Rabbi Heschel teaches that: “Prayer is meaningless unless it is subversive, unless it seeks to overthrow and to ruin the pyramids of callousness, hatred, opportunism, and falsehood. [Our] liturgical movement must become a revolutionary movement, seeking to overthrow the forces that continue to destroy the promise, the hope, the vision.”

But prayer for Rabbi Heschel was only the first, elemental building block of the Jewish conscience. Prayer alone, prayer without action, prayer without follow up in the real world, is meaningless. That’s why, in reflecting on marching with Dr. King in Selma, Rabbi Heschel said, “My feet were praying.” And that’s why at the beginning of the Amidah in our Siddur, it says: “Pray as if everything depended on God, Act as if everything depended on you.”

If we leave prayer - thinking, “I’ve done my part to make the world a better place,” then we haven’t prayed. If we leave t’filah thinking, “God will fix our world,” then we haven’t prayed. If we leave davening thinking, “thoughts and prayers are enough,” then we are full of havel havelim, nothing but fleeting breath.

Kohelet provides a well known kavanah or intention for our prayer, to keep us away from those pitfalls.

Kohelet writes: There is a time for everything: A time for slaying and a time for healing. A time for tearing down and a time for building up. A time for weeping and a time for laughing, A time for wailing and a time for dancing” (Eccl. 3:3-4).

When we pray, we are instilling a divine drive in our soul to never relinquish our tradition’s call to dance and laugh and build up and heal – even in the face of great tragedy. When we pray, we absorb God’s strength and patience for when death and sorrow do force their way into our lives. When we pray, earnestly & authentically, we are led to action, we are compelled to repair the world, we are transformed into wrecking balls that knockdown pyramids and overthrow pharaohs.

But prayer without action does nothing to repair our world. Prayer without action is easy. It maintains the status quo in the worst way.

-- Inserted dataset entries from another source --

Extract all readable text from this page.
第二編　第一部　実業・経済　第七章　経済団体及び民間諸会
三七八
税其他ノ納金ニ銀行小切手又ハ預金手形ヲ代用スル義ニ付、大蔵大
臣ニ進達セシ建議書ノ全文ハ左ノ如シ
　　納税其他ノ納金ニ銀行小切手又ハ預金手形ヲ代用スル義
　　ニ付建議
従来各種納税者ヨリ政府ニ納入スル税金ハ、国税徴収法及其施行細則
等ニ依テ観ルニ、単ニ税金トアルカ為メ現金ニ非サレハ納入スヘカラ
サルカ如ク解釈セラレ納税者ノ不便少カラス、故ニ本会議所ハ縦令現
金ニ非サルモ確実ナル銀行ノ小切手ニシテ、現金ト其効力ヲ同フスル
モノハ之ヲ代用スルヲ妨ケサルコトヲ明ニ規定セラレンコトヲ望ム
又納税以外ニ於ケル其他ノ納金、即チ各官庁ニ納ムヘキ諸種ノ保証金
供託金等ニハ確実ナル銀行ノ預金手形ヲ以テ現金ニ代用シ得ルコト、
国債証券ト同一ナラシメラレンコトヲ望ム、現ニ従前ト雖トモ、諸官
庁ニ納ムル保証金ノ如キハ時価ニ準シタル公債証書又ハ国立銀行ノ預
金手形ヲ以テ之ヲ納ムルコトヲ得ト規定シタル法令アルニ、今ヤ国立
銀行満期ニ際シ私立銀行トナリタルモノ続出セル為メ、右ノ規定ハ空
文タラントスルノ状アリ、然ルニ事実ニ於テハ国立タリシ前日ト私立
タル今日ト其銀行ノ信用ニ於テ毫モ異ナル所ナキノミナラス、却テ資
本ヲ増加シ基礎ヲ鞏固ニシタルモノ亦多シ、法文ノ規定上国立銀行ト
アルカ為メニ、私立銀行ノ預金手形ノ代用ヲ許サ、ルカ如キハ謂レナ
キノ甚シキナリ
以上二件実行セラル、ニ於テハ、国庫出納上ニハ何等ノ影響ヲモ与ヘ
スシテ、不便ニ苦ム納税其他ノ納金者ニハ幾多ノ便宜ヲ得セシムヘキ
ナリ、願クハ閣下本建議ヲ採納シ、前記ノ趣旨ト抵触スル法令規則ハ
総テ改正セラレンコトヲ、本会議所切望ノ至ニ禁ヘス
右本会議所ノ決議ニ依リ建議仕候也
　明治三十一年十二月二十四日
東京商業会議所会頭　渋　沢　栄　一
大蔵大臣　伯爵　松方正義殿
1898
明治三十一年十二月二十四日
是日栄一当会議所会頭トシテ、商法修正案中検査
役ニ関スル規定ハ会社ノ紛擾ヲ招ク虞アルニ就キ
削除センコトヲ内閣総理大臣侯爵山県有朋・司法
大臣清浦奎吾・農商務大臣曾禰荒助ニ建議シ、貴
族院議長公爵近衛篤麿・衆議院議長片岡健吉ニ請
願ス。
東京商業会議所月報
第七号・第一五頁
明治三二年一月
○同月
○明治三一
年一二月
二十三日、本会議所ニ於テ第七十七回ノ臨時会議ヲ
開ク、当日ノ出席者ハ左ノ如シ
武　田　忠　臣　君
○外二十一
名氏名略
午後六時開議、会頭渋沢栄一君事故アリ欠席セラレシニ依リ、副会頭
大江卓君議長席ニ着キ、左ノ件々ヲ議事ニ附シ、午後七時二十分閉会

But Prayer isn’t supposed to be easy. Our tradition obligates us to use prayer to reflect on how we might save lives, how we might make our society more just, how we might make our world a better place. Every time we pray, our tradition takes the baton as we prepare for a long distance run. Our prayer nourishes us, provides us with strength, replenishes our souls with perseverance and girds our steps for a long journey ahead.

As soon our prayer together ends, the baton is handed right back to us. It’s up to us whether our prayer is Havel, empty, meaningless hot air, or if we grab the baton and start pursuing peace together.

Delivered at Temple Sinai of Roslyn on 10/6/2017.